Encrypt usernames and passwords

[boyter]

Currently for convenience the usernames and passwords of the repositories are stored unencrypted. Need to encrypt them as well, but sadly they need to be reversible.

Should also look into storing a ssh key for this such that we dont need username or password.

[boyter]

This answer http://stackoverflow.com/questions/1205135/how-to-encrypt-string-in-java covers things quite well.

You can use Jasypt

With Jasypt, encrypting and checking a password can be as simple as...

StrongTextEncryptor textEncryptor = new StrongTextEncryptor(); textEncryptor.setPassword(myEncryptionPassword); Encryption:

String myEncryptedText = textEncryptor.encrypt(myText); Decryption:

String plainText = textEncryptor.decrypt(myEncryptedText);

[hskrtich]

Be aware, I get around needing passwords by installing the ssh key into the system and setting up ~/.ssh/config file

# Setup SSH keys
mkdir -p ~/.ssh/
cp /setup/RP-readonly_rsa.pem ~/.ssh/RP-readonly_rsa.pem
chmod 600 ~/.ssh/RP-readonly_rsa.pem

# Use a private key ssh key to connect to gerrit
echo "Host gerrit" >> ~/.ssh/config
echo "User RP-readonly" >> ~/.ssh/config
echo "IdentityFile ~/.ssh/RP-readonly_rsa.pem" >> ~/.ssh/config
echo "StrictHostKeyChecking no" >> ~/.ssh/config

[boyter]

That would work too actually... especially since you are calling out to the external git if I am not mistaken.

Something to keep in mind....

[hskrtich]

It works with the internal GIT as well.

[boyter]

Really?
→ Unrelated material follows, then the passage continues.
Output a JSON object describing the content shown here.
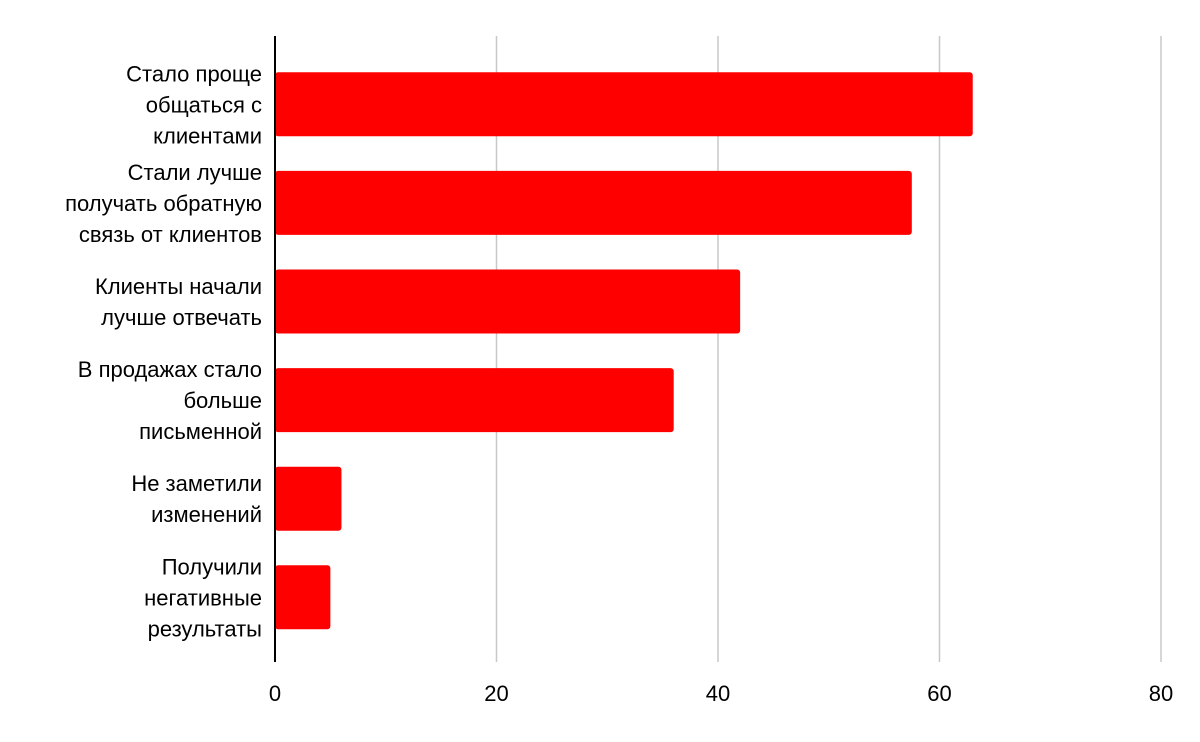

Now that is not something I expected!

That is a very cool outcome (all watching please note the coolness). Will have to add that to the documentation that I am working on. Going to leave this open till that is done.

https://github.com/boyter/searchcode-server/issues/50

[bert2002]

I think this solution should be presented in the FAQ, because with ssh I could not find anything on the website.